2. routed mic/line 1 into monitor out L (ANALOG OUT 1)

3. Then I got the following result (pictured below)

4. Troubleshot: gain knob is all the way down (channel AND main out) // switched out different cables // tried both mic AND line inputs, SAME RESULT!

5. HERE'S the kicker. now I have NOTHING plugged into mic/line 1 or into monitor out L (ANALOG OUT 1) and i have the same result (pictured below)

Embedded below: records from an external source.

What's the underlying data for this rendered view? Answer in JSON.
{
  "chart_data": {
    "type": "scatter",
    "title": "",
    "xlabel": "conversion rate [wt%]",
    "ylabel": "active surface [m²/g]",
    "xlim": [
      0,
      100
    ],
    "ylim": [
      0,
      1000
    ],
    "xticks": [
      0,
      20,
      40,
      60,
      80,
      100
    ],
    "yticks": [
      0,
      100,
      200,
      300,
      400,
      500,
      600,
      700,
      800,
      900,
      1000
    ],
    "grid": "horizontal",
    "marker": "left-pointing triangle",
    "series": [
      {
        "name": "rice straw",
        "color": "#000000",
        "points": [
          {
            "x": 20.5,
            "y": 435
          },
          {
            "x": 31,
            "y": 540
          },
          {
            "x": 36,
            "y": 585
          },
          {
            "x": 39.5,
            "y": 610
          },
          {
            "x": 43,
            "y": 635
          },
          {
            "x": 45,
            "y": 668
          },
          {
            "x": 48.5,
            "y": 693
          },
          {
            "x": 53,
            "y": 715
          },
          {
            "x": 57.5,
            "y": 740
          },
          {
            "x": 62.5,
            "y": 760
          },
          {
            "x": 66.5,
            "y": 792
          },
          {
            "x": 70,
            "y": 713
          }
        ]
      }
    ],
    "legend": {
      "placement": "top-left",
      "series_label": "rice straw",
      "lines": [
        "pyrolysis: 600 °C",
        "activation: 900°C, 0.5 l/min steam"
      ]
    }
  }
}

What could be the problem? has anyone else had a similar issue?


----------



## fontana (Jun 29, 2011)

I also noticed when I move the Mic/Line gain knob quickly, the IN METER quickly shoots all the way down then immediately rises back up


----------



## JohnM (Apr 11, 2006)

*Re: The strangest thing happened (digi002 calibration).....*



fontana said:


> 2. routed mic/line 1 into monitor out L (ANALOG OUT 1)


This is probably the problem - you have created a feedback loop. All monitoring must be disabled for measurement, otherwise some of what the mic picks up is being fed back to the speakers and interfering with the test signal.


----------